In the event of the customer receiving an incorrect operating and maintenance manual, we are only obliged to supply a correct operating and maintenance manual, and this applies only if the inaccuracy of the operating and maintenance manual conflicts with proper usage.

No assumption of guarantees:
We shall not provide the customer with any guarantees as defined by law.

8. Liability limitations

The following limitations on liability do not affect claims the customer may have resulting from product liability. Also, these liability limitations do not affect any damage which cannot be attributed to ourselves and resulting from injury to life, body or health.

We cannot be held liable for any slightly negligent infringement of contractual obligations.

In respect of other slightly negligent infringements of contractual obligations, our liability is limited, depending on the nature of the goods, to a foreseeable, typical for the contract, direct average damage. This also applies to slightly negligent violations of obligation by our legal representatives or agents.

Compensation claims by the customer as a result of a defect are subject to a limitation period of two years after delivery of the goods, ex our works. This does not apply if we can be found guilty of gross negligence or fraudulent intent.

9. Payment terms, right of setoff and retention

Payments must be made in such a way that they are received on our account within 30 days of the date of invoice. After expiry of this deadline, the customer is deemed to be in arrears. During this delay, the customer shall be charged interest on those arrears at a rate of 8% above base rate.

In the case of a delivery with a value in excess of €10,000.- payment shall be due as follows: 1/3rd when order is placed – 1/3rd on delivery – 1/3rd thirty (30) days after date of invoice, without deduction.

For mobile systems, payment is due as follows: 1/3rd on confirmation of order – rest on handover of goods against cheque, strictly net..

The customer has the right of setoff only if the customer’s opposing receivables have full legal status or have been recognised by ourselves.
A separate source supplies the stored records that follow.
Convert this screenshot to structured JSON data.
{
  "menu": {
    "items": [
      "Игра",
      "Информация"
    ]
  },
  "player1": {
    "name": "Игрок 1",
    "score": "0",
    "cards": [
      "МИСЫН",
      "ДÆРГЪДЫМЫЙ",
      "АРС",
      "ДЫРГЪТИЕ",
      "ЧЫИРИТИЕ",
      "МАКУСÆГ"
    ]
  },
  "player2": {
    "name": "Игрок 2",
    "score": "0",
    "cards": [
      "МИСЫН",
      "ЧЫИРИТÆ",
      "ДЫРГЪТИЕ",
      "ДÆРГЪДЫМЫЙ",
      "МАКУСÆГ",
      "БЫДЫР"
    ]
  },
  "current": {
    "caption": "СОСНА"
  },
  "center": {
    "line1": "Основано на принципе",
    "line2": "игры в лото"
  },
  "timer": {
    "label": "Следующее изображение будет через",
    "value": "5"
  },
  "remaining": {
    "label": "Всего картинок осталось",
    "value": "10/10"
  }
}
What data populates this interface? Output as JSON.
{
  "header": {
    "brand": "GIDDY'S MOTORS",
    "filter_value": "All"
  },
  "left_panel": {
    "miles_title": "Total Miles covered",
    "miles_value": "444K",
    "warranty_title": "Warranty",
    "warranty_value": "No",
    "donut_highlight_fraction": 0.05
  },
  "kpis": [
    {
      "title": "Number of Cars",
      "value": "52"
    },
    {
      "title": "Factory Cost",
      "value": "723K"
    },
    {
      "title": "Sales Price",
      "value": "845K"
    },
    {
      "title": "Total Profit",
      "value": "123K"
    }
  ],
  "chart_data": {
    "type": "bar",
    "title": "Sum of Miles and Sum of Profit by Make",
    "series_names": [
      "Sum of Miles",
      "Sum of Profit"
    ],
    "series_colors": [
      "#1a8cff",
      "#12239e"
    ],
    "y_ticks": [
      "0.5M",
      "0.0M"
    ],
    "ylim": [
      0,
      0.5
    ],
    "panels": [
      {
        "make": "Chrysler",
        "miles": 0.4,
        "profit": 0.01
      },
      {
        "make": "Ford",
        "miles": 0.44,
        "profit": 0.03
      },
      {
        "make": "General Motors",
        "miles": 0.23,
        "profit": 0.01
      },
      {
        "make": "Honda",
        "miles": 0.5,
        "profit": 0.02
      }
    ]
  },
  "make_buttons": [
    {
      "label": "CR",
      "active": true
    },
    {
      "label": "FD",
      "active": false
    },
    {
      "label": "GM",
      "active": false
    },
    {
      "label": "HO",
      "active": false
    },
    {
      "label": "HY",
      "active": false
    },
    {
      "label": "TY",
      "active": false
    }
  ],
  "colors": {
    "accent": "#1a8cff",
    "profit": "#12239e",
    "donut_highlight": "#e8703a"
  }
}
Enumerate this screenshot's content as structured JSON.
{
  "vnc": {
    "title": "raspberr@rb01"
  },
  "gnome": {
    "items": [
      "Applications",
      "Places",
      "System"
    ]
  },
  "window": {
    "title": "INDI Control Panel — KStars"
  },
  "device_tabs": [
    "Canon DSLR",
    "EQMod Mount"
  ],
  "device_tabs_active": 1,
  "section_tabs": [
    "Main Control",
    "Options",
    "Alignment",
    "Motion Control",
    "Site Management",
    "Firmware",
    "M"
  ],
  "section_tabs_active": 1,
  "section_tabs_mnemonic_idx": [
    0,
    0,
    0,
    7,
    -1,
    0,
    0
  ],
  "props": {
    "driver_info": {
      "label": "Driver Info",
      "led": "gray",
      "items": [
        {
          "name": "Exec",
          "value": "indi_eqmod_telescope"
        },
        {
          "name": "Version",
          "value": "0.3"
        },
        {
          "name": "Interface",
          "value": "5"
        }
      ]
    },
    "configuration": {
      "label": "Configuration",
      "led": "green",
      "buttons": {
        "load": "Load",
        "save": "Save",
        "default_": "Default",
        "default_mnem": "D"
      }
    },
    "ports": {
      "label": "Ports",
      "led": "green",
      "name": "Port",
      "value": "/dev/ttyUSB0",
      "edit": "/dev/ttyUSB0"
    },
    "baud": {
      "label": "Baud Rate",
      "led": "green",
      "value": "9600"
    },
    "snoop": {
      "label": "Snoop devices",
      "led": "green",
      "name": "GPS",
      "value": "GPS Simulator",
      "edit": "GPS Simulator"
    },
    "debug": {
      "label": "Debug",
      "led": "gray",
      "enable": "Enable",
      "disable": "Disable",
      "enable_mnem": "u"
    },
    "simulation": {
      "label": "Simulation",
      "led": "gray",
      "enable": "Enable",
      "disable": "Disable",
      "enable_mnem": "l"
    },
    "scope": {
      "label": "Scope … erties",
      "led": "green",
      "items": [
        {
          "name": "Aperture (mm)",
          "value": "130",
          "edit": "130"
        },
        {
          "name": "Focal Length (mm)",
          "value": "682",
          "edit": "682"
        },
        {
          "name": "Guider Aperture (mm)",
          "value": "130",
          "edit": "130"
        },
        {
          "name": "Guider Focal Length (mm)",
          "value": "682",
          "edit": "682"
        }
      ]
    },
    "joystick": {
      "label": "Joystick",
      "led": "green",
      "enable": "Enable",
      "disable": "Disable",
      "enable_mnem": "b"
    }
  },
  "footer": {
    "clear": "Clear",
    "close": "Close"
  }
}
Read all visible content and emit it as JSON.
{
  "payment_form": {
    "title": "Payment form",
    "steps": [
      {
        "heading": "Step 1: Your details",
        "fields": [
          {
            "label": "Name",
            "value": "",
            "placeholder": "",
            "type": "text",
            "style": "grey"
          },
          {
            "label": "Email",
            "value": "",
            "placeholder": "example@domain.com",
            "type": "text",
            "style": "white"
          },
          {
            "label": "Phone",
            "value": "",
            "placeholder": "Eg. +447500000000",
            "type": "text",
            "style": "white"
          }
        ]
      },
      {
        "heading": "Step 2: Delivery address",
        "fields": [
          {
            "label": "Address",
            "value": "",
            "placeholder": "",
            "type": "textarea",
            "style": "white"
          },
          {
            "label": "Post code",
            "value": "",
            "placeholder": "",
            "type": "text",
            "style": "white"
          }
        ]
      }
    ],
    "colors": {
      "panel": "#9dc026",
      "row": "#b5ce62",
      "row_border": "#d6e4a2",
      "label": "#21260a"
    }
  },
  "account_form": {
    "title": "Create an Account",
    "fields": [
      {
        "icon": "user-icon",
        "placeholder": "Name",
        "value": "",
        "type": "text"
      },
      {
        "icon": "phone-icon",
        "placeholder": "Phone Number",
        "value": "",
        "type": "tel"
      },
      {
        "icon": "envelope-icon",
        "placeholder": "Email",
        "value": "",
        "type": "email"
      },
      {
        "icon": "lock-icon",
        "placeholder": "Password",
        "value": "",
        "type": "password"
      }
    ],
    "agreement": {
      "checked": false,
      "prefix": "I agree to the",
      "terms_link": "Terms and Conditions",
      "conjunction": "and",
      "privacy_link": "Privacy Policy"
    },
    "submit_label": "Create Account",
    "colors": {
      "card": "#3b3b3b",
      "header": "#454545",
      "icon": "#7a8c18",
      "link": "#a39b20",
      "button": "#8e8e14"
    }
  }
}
The customer can exercise a right to retention of goods only if his opposing receivable is founded upon the same contractual relationship.

10. Applicable law

Our sales are subject to German Law with the exception of the UN Convention on Contracts for the International Sale of Goods. The place of jurisdiction for all disputes arising from this contract, inclusive of disputes about the coming into being and the effectiveness of such contracts, even in cases where the buyer is a legal entity or a public-legal special fund, shall be our official location. The same applies if the customer does not have a general place of jurisdiction in Germany or if a place of residence or a main residence at the time of the dispute was raised are not known. We are also entitled to take the buyer to court at the official location of the buyer.